11 Février 2019

Nigeria: 1500 jeunes à l'assaut des prochaines élections générales

Photo: allafrica.com
Le Président Muhammadu Buhari

Ils ont 25, 30 ans, et veulent être député ou président. Au Nigeria, la campagne électorale est marquée par l'arrivée de nombreux jeunes candidats. Ceci est lié à une loi, votée en mai 2018, qui abaisse l'âge des candidats aux élections.

Désormais, il faut avoir au minimum 35 ans pour être candidat à la présidentielle, au lieu de 40, 30 ans pour les aspirants gouverneurs et 25 ans, pour la Chambre des représentants et les assemblées locales.

Seulement les avis sont partagés sur l'impact de cette loi, notamment concernant le renouvellement de la classe politique nigériane.

L'idée de cette loi est d'abaisser de cinq ans l'âge des personnes qui aspirent à être député, sénateur ou candidat à l'élection présidentielle. Et le résultat est là : de nombreux jeunes ont été sélectionnés pour les élections locales et pour la présidentielle de cette année.

« D'après nos bases de données, près de 1 500 jeunes sont dans la course électorale. Ce sont des jeunes qui ont fait des études supérieures.

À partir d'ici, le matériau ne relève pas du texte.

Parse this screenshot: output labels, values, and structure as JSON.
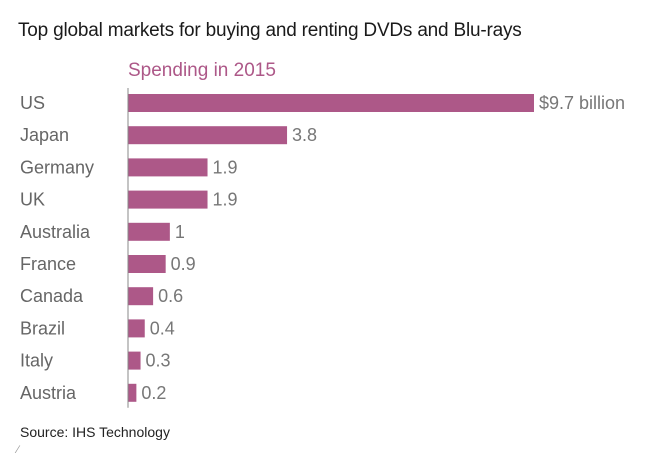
{
  "title": "Top global markets for buying and renting DVDs and Blu-rays",
  "subtitle": "Spending in 2015",
  "source": "Source: IHS Technology",
  "colors": {
    "bar": "#ad5888",
    "subtitle": "#ad5888",
    "category_label": "#666666",
    "value_label": "#777777",
    "axis": "#888888"
  },
  "chart_data": {
    "type": "bar",
    "orientation": "horizontal",
    "title": "Top global markets for buying and renting DVDs and Blu-rays",
    "subtitle": "Spending in 2015",
    "categories": [
      "US",
      "Japan",
      "Germany",
      "UK",
      "Australia",
      "France",
      "Canada",
      "Brazil",
      "Italy",
      "Austria"
    ],
    "values": [
      9.7,
      3.8,
      1.9,
      1.9,
      1,
      0.9,
      0.6,
      0.4,
      0.3,
      0.2
    ],
    "value_labels": [
      "$9.7 billion",
      "3.8",
      "1.9",
      "1.9",
      "1",
      "0.9",
      "0.6",
      "0.4",
      "0.3",
      "0.2"
    ],
    "xlim": [
      0,
      9.7
    ],
    "grid": false,
    "legend": "none"
  }
}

Les candidats aux assemblées fédérales et au Sénat sont issus du milieu rural », explique Hamza Hawal, membre du mouvement Not Too Young to Run, qui a porté ce projet.

Depuis le 6 janvier, chaque dimanche soir, une émission donne la parole aux jeunes candidats. Le but : leur donner plus de visibilité. Car face aux gros appareils des partis traditionnels, ces candidats ont moins de moyens financiers pour battre campagne.

Ize Onyekpere, le directeur du centre pour la Justice sociale, relativise la portée de cette loi : « Je doute de l'influence de ces jeunes dans la campagne.

Certes, il y a beaucoup de jeunes candidats à ces élections, mais ils sont quasiment tous affiliés à des petits partis politiques qui ont peu de poids et peu de chance de percer.

Donc oui, il y a de jeunes candidats, mais quel est leur pédigrée ? Au-delà de leurs comptes Facebook, et Twitter, combien d'électeurs touchent-ils réellement ?... Ils ne vont pas drainer des millions de voix. »

Pour autant, sur le fond, ces jeunes apportent des propositions concrètes, liées à leurs difficultés au quotidien. Ils promettent un accès à l'eau potable, de meilleurs services de santé ou encore une meilleure gestion du secteur de l'énergie.

Entourée de quelques conseillers, Zainab Umar fait du porte-à-porte. Cette jeune juriste, diplômée de sciences politiques, veut convaincre les habitants de sa circonscription de voter pour elle.

« Je suis candidate au poste de députée pour apporter un impact positif dans ma circonscription, parce que les femmes et les jeunes ne sont pas impliqués dans la prise de décision au niveau de local, explique-t-elle. Si je suis élue, je proposerais des lois pour éradiquer le chômage. »

Zainab Umar sillonne les rues de Kano à bord d'un kekenape, ces motos taxis jaunes à trois roues. Dans son quartier, les jeunes électeurs semblent conquis à l'idée de voir une jeune femme briguer un poste en politique.

« On vraiment l'impression que les politiques qui nous gouvernent à Kano font partie d'une autre époque. Leur mentalité ne colle pas avec l'ère du temps. Nous avons besoin de jeunes candidats et de leurs idées fraîches », estime Hamza Suleiman.

Mais Zainab Umar, jeune politicienne, a peu de moyens : elle doit compter sur les dons de sa famille et de ses amis pour financer ses dépenses de campagne. « La plupart des candidats utilisent de belles voitures pour faire leur campagne.

Moi, je roule en moto taxi. J'ai fait quelques meetings, ce n'est pas évident : il faut payer toute la logistique. Hier, j'ai dépensé presque 200 euros pour mon meeting », explique-t-elle.

Bien loin des grands stades, où les candidats à la présidentielle mènent une campagne grandeur nature, Zainab, elle, reste convaincue que son travail de fourmi portera un jour ses fruits.